The mobile advertising market was estimated at around $3bn in 2012 but it is growing twice as fast as app purchases and is projected by Gartner to be over $20bn by 2015, a 90% annual compound growth rate (that compares to app purchases which are growing at about 30% per year).
I do not believe that we have yet cracked the code on mobile advertising. Mobile native approaches like Twitter's promoted tweets show the way. Interruption and "display" models aren't likely to work in mobile so we will need ad formats and solutions that are truly native in the mobile app and browser. The market is quickly innovating and I believe we will see a number of interesting models emerge this year which will cause the mobile ad market to grow quickly.
But as attractive as selling apps and running ads on them is, I believe the biggest and most attractive model in mobile is the transaction. Slowly but surely, our phone is becoming our wallet. And I don't mean wallet in the way that Google and PayPal think. I don't think we will necessarily have a mobile wallet. I think the apps on the phones will just have native transaction capability in them.
I have a friend who recently moved from NYC to SF and was back in NYC for a week of meetings. He told me he kept accidentally getting out of cabs without paying while he was in NYC. Using Uber in SF had trained him that once he had booked the ride on his phone, that was all he needed to do. Soon hopefully we will all be doing that with our Hailo app in NYC.

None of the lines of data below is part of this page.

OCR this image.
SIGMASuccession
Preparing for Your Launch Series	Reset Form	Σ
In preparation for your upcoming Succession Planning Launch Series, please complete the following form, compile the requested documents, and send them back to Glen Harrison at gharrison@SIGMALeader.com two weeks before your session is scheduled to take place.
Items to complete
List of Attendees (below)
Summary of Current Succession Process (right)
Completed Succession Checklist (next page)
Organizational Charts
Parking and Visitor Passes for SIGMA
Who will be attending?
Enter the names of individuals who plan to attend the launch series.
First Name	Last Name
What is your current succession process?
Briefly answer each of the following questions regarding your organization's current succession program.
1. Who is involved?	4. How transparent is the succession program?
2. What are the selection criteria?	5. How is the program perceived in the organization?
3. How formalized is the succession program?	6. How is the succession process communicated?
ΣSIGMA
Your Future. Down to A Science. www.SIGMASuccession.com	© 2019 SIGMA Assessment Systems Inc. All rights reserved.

But that is just an example. Imagine if you could both checkin and checkout on your Foursquare app? Imagine if you could just walk into a movie or an airplane just using your phone (you can!). All of these things are possible without mobile wallets. The phone is our mobile wallet.
So I think transactions will be the biggest and most native form of monetization on mobile over time. That doesn't mean that you can't build a good business doing in app upgrades and mobile advertising. But it does mean that transactional networks on mobile is the biggest opportuntity in mobile that I see.